Your website's evergreen and product pages are now the focus content. You've managed to earn organic traffic from the customer's queries. Now, you need to earn their respect through comprehensive, detailed, powerful, and compelling descriptions, content, and information that is specific to your product.
I'm not merely referring to the way in which you create compelling and SEO-friendly ecommerce pages. I'm referring broadly to the way that you shape content on your site to explain everything possible about your content.
- Create content about each feature.
- Create content about your support.
- Create content about your warranty.
- Create content about your technical specifications.
- Create content about all the details of the product.
The more content, the better. The customer is actively seeking more information, more distinguishing features, more characteristics, and more aspects of the product.
If you have more information than the competition, then you possess a remarkable advantage. You will be able to nudge the customer out of phase 3, and into phase 4 — conversion.
Phase 4: Conversion: The customer buys the chosen option
Customer Question: How do I buy this product?
The customer is ready. Your problem-centric, solution-focused, feature-driven content has pushed them to this culminating point.
They are ready to buy.
Your Marketing Move: Engage in conversion optimization
This is the spear tip of conversion optimization — getting customers to convert on a purchase. Before, you may have optimized your blog's CTAs, adjusted headlines, and performed the kind of tweaking necessary to boost conversion rates.

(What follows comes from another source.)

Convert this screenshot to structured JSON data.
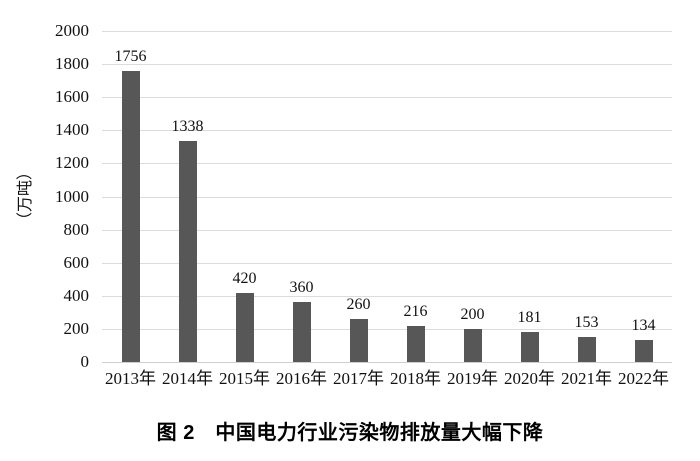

Now, you move it up to the final phase — optimizing buy CTAs, optimizing the pricing page, and streamlining the shopping cart. You don't want anything to get in the way of a killer close
This is that point in the article in which I talk about the staggering cost of shopping cart abandonment. Just because a customer drops your widget into his cart doesn't mean he's going to buy it. In fact, nearly 7 out of every 10 customers who puts a product in their shopping cart are going to abandon said shopping cart. You're going to feel frustrated.
As with any problem, there are solutions. Focus on regaining abandoned customers, but remember that they may still be flitting in and out of various stages in the buying cycle, so don't completely lose your mind if you have high abandonment rates.
Phase 5: Continuation: The customer returns to this option when the need arises again
Customer Question: Should I buy this product again?
Marketing isn't over when the customer buys. In fact, a new and heightened phase of marketing has just begun.
You have a customer, but you need to keep it that way.
Your Marketing Move: Kickass service and ongoing support
Conversion optimization is important. Killer content is important. Great products are important.
And it all stays that way for your existing customers, too. Notice, however, that the shift turns from content and conversion techniques to the customer service. If there is any aspect of your business that involves customer service, make improving it a priority.
Check out this chart that shows what the most important factors were in creating a satisfying customer experience.
Conclusion
The reality of marketing is that you can't control every aspect of a customer's experience. You're limited.
The more that you're aware of the customer buying cycle and how it affects your marketing approach, the better you'll become at dominating every phase of the purchase.
Smart marketers know what they can do, and they do it to the max. Admit what you're helpless to control, but take mastery over the things that you can.
How has your understanding of the customer buying cycle affected your marketing?